Strategi kebudayaan di Indonesia ke depan bukan hanya mencetak
masyarakat menjadi “tukang-tukang” teknologi, tetapi masyarakat harus mampu
menjadi penemu, dengan kata lain mendidik masyarakat untuk berpikir, berkata
dan bertindak yang benar. Dengan demikian masyarakat Indonesia mampu
mengkolaborasikan antara produk budaya dengan teknologi yang disesuaikan dengan
nilai-nilai yang dimiliki oleh masyarakat itu sendiri.

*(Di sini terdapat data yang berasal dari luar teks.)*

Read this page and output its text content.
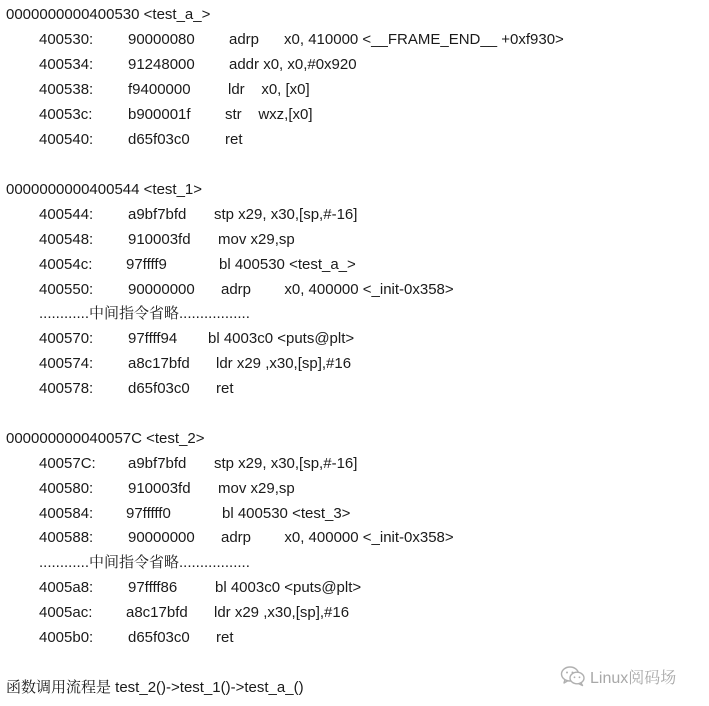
0000000000400530 <test_a_>
400530: 90000080 adrp      x0, 410000 <__FRAME_END__ +0xf930>
400534: 91248000 addr x0, x0,#0x920
400538: f9400000 ldr    x0, [x0]
40053c: b900001f str    wxz,[x0]
400540: d65f03c0 ret
0000000000400544 <test_1>
400544: a9bf7bfd stp x29, x30,[sp,#-16]
400548: 910003fd mov x29,sp
40054c: 97ffff9	bl 400530 <test_a_>
400550: 90000000 adrp        x0, 400000 <_init-0x358>
............中间指令省略.................
400570: 97ffff94 bl 4003c0 <puts@plt>
400574: a8c17bfd ldr x29 ,x30,[sp],#16
400578: d65f03c0 ret
000000000040057C <test_2>
40057C: a9bf7bfd stp x29, x30,[sp,#-16]
400580: 910003fd mov x29,sp
400584: 97fffff0	bl 400530 <test_3>
400588: 90000000 adrp        x0, 400000 <_init-0x358>
............中间指令省略.................
4005a8: 97ffff86	bl 4003c0 <puts@plt>
4005ac: a8c17bfd ldr x29 ,x30,[sp],#16
4005b0: d65f03c0 ret
函数调用流程是 test_2()->test_1()->test_a_()
Linux阅码场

Hal ini ditegaskan oleh Wakil Menteri Pendidikan dan Kebudayaan Bidang
Kebudayaan, Prof.Ir.Wiendu Nuryanti, M.Arch., Ph.D saat menyampaikan pidato
ilmiah berjudul Pembangunan Teknologi Berbasis Budaya pada Dies Natalis ke-66
Pendidikan Tinggi Teknik di Kantor Pusat Fakultas Teknik UGM, Jumat (17/2).
Windu mengatakan kegagalan dalam pembangunan teknologi adalah ketika
kita cenderung berpikir bahwa teknologi harus selalu diambil dari luar
lingkungan kita, dan tidak berpandangan untuk menggali dan memanfaatkan
teknologi yang tumbuh dari “rumah” atau lingkungan kita sendiri. Teknokrat
sering berpikir praktis pada kemudahan penerapannya, namun mengabaikan
kesesuaian penerapannya terhadap konteks dan nilai-nilai di masyarakat.
Meskipun kita harus mengadopsi teknologi dari luar, namun pemanfaatan
dan penerapan teknologi tersebut harus dapat diterima secara sosial dan berakar
kuat dalam sistem dan nilai-nilai di masyarakat, sehingga keberadaannya dapat
bertahan dalam jangka panjang.
“ Yang sering dilupakan ketika teknologi diterapkan tapi tidak sesuai
konteks dan nilai-nilai masyarakat,”ujar Wiendu.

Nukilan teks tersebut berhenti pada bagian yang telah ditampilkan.